Failure to Assess, Document, and Intervene for Pressure Ulcers
Penalty
Summary
A resident with a history of dementia, major depressive disorder, and chronic obstructive pulmonary disease was admitted to the facility from an inpatient psychiatric hospital. Upon admission, the resident was assessed as not being at risk for pressure ulcers and had no current skin impairments. However, over the course of her stay, the resident developed significant skin issues, including large blisters on both heels and eventually a pressure injury to the coccyx. Despite changes in her mobility, increased incontinence, and the development of pressure injuries, the care plan was not updated to reflect these changes or to include new interventions as recommended by wound care specialists and as indicated by skin assessments. The facility failed to consistently document and assess the resident's wounds. Although wound care consultations and recommendations were made, such as the use of heel protectors, barrier creams, and turning protocols, these were not always incorporated into the care plan or consistently documented in the medical record.
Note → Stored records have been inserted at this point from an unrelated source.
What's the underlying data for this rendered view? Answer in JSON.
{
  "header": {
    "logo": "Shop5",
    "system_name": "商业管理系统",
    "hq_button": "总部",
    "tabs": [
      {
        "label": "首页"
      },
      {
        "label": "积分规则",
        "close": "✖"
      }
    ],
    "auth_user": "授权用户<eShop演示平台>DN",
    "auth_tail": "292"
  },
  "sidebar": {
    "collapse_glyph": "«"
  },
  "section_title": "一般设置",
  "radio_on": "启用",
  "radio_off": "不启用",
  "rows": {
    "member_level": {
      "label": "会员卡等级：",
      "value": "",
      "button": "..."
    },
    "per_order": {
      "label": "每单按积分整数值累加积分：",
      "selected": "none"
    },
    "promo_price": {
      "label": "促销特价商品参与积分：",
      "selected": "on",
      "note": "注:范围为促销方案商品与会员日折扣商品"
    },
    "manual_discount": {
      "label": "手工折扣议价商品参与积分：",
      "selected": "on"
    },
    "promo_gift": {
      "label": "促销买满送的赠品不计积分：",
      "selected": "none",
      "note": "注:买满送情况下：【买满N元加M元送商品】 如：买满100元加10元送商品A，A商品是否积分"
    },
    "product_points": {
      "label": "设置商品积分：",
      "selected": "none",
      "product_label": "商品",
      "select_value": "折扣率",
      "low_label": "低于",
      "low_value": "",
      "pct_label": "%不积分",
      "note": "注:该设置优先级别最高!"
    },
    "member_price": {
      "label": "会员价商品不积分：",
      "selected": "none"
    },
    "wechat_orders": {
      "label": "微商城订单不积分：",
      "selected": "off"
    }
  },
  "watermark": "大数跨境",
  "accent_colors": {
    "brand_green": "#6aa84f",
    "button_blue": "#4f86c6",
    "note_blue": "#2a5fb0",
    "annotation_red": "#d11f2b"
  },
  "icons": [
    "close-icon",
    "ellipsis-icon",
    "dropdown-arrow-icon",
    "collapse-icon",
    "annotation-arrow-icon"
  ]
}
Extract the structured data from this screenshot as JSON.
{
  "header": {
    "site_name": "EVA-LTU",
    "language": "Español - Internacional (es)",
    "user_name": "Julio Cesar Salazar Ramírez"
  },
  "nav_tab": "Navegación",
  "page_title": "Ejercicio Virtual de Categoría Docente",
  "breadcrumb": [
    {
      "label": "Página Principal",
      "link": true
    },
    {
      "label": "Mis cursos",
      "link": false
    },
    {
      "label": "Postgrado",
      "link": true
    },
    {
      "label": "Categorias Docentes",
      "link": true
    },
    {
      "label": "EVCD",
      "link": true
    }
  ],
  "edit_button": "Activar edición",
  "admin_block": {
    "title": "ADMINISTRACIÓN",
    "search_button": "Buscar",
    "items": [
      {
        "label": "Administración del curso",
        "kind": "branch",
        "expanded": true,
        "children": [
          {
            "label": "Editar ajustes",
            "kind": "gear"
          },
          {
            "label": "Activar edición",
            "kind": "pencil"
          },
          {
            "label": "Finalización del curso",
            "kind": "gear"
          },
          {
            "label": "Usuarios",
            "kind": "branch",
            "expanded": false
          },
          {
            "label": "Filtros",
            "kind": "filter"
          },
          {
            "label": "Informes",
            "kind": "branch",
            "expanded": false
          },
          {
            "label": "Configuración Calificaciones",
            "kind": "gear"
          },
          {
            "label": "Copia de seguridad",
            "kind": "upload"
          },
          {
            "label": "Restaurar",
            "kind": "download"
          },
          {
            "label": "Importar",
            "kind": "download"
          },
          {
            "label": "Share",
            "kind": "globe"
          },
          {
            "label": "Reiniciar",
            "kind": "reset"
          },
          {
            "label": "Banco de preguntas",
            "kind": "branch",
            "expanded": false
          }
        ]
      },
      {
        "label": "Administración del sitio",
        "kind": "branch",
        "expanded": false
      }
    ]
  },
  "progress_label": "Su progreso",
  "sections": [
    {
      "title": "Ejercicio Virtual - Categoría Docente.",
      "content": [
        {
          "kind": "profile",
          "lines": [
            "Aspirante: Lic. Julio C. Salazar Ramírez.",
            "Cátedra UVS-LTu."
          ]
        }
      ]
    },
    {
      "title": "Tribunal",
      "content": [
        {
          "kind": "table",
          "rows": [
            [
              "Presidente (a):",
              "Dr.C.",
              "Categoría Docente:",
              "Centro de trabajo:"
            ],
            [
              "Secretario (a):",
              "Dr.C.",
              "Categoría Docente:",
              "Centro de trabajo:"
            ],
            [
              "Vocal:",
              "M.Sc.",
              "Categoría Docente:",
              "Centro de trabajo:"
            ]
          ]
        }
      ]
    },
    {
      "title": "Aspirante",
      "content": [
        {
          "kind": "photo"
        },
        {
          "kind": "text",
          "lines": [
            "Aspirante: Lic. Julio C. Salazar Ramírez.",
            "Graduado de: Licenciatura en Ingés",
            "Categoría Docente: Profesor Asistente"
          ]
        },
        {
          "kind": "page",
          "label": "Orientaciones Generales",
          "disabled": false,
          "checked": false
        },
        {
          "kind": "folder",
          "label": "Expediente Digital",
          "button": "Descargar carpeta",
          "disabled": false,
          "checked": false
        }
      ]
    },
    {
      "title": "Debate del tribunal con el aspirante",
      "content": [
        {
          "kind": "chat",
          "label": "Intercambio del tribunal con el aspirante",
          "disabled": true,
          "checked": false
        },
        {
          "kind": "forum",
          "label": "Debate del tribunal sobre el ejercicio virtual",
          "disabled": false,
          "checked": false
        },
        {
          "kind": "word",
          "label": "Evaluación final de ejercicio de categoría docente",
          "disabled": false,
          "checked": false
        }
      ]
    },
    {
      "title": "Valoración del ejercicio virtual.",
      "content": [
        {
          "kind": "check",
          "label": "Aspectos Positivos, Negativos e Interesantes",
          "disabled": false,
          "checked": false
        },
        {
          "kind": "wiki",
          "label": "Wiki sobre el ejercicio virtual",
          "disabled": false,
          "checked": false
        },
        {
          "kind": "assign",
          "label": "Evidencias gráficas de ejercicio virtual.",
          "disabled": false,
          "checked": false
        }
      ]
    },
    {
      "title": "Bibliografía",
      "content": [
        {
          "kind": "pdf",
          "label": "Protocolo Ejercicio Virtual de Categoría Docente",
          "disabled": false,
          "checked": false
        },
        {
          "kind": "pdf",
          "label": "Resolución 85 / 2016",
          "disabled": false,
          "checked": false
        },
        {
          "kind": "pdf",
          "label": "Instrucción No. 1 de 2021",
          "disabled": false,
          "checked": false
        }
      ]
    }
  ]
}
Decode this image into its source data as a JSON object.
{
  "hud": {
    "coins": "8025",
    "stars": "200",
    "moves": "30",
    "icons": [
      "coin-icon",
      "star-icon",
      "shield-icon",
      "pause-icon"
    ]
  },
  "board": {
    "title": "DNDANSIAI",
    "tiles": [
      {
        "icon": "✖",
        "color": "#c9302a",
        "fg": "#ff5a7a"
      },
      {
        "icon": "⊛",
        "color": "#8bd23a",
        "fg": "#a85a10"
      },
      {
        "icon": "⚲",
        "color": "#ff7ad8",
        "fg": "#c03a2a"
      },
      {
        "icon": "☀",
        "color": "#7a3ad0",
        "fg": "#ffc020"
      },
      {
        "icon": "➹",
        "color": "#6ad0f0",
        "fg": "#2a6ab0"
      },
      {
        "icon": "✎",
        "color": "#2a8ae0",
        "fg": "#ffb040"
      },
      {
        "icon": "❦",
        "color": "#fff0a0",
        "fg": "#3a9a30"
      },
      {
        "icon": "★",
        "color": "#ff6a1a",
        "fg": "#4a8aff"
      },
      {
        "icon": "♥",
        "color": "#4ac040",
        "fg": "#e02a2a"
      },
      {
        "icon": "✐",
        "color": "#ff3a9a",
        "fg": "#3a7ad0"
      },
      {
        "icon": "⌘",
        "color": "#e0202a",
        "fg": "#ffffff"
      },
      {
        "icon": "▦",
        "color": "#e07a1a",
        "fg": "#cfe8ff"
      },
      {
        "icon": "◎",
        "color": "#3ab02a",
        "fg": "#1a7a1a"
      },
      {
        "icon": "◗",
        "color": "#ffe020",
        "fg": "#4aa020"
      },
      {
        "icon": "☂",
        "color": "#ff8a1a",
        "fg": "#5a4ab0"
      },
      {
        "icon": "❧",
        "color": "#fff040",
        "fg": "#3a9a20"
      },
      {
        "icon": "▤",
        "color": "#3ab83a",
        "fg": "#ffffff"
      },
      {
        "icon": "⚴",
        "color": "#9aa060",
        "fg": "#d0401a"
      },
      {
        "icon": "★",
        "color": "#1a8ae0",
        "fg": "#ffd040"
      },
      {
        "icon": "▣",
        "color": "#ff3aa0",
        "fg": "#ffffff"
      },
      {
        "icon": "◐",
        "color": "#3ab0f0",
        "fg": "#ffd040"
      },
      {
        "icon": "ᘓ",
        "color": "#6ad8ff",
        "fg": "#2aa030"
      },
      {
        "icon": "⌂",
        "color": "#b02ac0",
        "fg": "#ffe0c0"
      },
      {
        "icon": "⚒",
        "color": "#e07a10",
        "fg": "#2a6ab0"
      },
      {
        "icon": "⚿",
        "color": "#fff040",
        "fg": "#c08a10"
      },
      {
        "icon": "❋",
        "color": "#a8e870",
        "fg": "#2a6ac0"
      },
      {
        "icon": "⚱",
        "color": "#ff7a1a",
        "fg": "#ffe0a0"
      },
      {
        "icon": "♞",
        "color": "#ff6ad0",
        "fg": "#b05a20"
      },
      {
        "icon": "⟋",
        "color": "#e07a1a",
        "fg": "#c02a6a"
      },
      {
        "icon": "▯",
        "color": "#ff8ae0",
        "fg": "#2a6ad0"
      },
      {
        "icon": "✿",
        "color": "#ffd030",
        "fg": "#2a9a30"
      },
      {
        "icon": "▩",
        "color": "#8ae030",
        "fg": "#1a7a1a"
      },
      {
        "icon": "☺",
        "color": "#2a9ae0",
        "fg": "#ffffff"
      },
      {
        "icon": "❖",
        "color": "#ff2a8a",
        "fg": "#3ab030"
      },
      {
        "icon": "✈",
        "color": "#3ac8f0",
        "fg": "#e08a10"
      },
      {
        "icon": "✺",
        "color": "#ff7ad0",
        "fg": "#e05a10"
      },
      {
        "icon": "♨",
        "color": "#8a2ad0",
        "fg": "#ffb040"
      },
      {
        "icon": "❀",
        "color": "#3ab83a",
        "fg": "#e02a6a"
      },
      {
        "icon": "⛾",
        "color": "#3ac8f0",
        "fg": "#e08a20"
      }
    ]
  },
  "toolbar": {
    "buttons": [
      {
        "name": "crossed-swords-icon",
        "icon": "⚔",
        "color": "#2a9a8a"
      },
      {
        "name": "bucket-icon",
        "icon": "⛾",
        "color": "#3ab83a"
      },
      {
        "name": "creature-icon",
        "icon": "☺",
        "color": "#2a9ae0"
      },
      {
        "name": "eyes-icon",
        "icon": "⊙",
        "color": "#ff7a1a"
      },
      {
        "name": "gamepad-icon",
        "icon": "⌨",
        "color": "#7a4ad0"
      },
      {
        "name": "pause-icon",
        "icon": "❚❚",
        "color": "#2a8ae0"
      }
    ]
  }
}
There was also a lack of detailed wound measurements and descriptions, particularly regarding the coccyx wound, and no evidence that the wound nurse practitioner was notified of the open area on the coccyx. Orders for wound treatments were given, but staff interviews revealed confusion about the presence and treatment of the coccyx wound, and the wound was not properly tracked or communicated. Upon discharge to another facility, the resident was found to have an extensive, unstageable pressure injury to the coccyx with foul odor and slough, as well as black wounds on both heels. The receiving facility and the resident's family were unaware of the extent of the wounds prior to transfer. Documentation from the sending facility did not accurately reflect the resident's wound status at discharge, and there was no indication that the care plan had been updated to address the new and worsening wounds. The lack of timely assessment, documentation, and individualized interventions led to the worsening of the resident's pressure injuries.